Néanmoins, le juge peut, même d’office, modérer ou augmenter la pénalité ainsi convenue si elle est manifestement excessive ou dérisoire.
Lorsque l’engagement a été exécuté en partie, la pénalité convenue peut être diminuée par le juge, même d’office, à proportion de l’intérêt que l’exécution partielle a procuré au créancier, sans préjudice de l’application de l’alinéa précédent.
Toute stipulation contraire aux deux alinéas précédents est réputée non écrite.
Sauf inexécution définitive, la pénalité n’est encourue que lorsque le débiteur est mis en demeure. »
Il convient de confirmer la décision déférée en ce qu’elle a condamné la société Résine Style à payer à la société Volkswagen Bank la somme en principal de 358,20 euros TTC, somme non contestée par l’appelante.
Concernant la somme due au titre des intérêts, la société Résine Style entend faire valoir le caractère excessif, voir abusif du taux retenu dans le contrat en cas de défaut de paiement, à savoir 18%, qui doit être calculée à compter du premier impayé non régularisé.
Il convient de relever le caractère excessif de cette condamnation au regard du temps écoulé depuis le premier impayé non régularisé, mais aussi en raison de l’évolution du litige depuis cette date.
En effet, la société Résine Style a restitué le véhicule objet du contrat-bail qui a été vendu et est venu diminuer le montant de la somme due.
En outre, un taux de 18% sur les sommes impayées est excessif et proche du taux usuraire fixé à 18,89% au moment où la cour statue.
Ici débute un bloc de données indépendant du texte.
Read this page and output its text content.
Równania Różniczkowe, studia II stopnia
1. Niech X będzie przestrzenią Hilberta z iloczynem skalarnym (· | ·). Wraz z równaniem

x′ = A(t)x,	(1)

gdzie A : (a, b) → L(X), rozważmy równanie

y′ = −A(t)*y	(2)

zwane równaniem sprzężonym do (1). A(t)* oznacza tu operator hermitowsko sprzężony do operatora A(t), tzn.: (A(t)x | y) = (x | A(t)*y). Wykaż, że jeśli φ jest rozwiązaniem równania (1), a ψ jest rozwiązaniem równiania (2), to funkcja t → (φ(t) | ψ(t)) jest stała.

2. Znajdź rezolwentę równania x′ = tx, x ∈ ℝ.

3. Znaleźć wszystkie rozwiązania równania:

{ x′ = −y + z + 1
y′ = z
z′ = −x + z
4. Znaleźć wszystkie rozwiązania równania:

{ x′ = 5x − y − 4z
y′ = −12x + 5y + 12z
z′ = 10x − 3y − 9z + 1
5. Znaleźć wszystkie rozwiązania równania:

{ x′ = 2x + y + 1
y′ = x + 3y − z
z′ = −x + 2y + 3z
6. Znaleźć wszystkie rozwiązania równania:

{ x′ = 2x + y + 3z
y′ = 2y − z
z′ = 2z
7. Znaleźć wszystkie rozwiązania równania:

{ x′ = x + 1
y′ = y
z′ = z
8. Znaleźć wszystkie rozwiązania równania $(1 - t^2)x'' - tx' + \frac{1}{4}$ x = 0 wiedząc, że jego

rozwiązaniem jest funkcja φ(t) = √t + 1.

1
Il convient dès lors de considérer cette clause d’intérêts comme étant une clause pénale, permettant à la cour de la moduler.
Ainsi, le taux d’intérêts légal sera appliqué aux sommes dues à compter du premier impayé non régularisé et sur la somme due en principal.
Ainsi, il convient d’infirmer la décision déférée et de condamner la société Résine Style à payer à la société Volkswagen Bank les sommes suivantes :
358,20 euros outre intérêts au taux légal annuel à compter du 21 mai 2021 et jusqu’au complet paiement des sommes dues,
les intérêts au taux légal annuel sur la somme de 32.558,20 euros entre le 31 août 2020 et le 20 mai 2021.
Sur les demandes accessoires
La société Résine Style échouant partiellement en ses prétentions, elle conservera à sa charge les dépens de la procédure d’appel.
L’équité ne commande pas de lui accorder une indemnisation sur le fondement de l’article 700 du code de procédure civile.
PAR CES MOTIFS,
La Cour, statuant publiquement, par arrêt réputé contradictoire, dans les limites de l’appel,
Confirme la décision déférée sauf en ce qu’elle a fait application du taux d’intérêts contractuel de 18% annuel aux sommes dues par la SARL Résine Style à la SARL de droit allemand Volkswagen Bank GMBH,
Statuant à nouveau et y ajoutant
Condamne la SARL Résine Style à payer à la SARL de droit allemand Volkswagen Bank GMBH les sommes suivantes :
358,30 euros outre intérêts au taux légal annuel à compter du 21 mai 2021 et ce jusqu’au complet paiement des sommes dues,
les intérêts au taux légal calculés annuellement, sur la somme de 32.558,20 euros entre le 31 août 2020 et le 20 mai 2021,
Condamne la SARL Résine Style à supporter les entiers dépens de la procédure d’appel,
Déboute la SARL Résine Style de sa demande d’indemnisation sur le fondement de l’article 700 du code de procédure civile.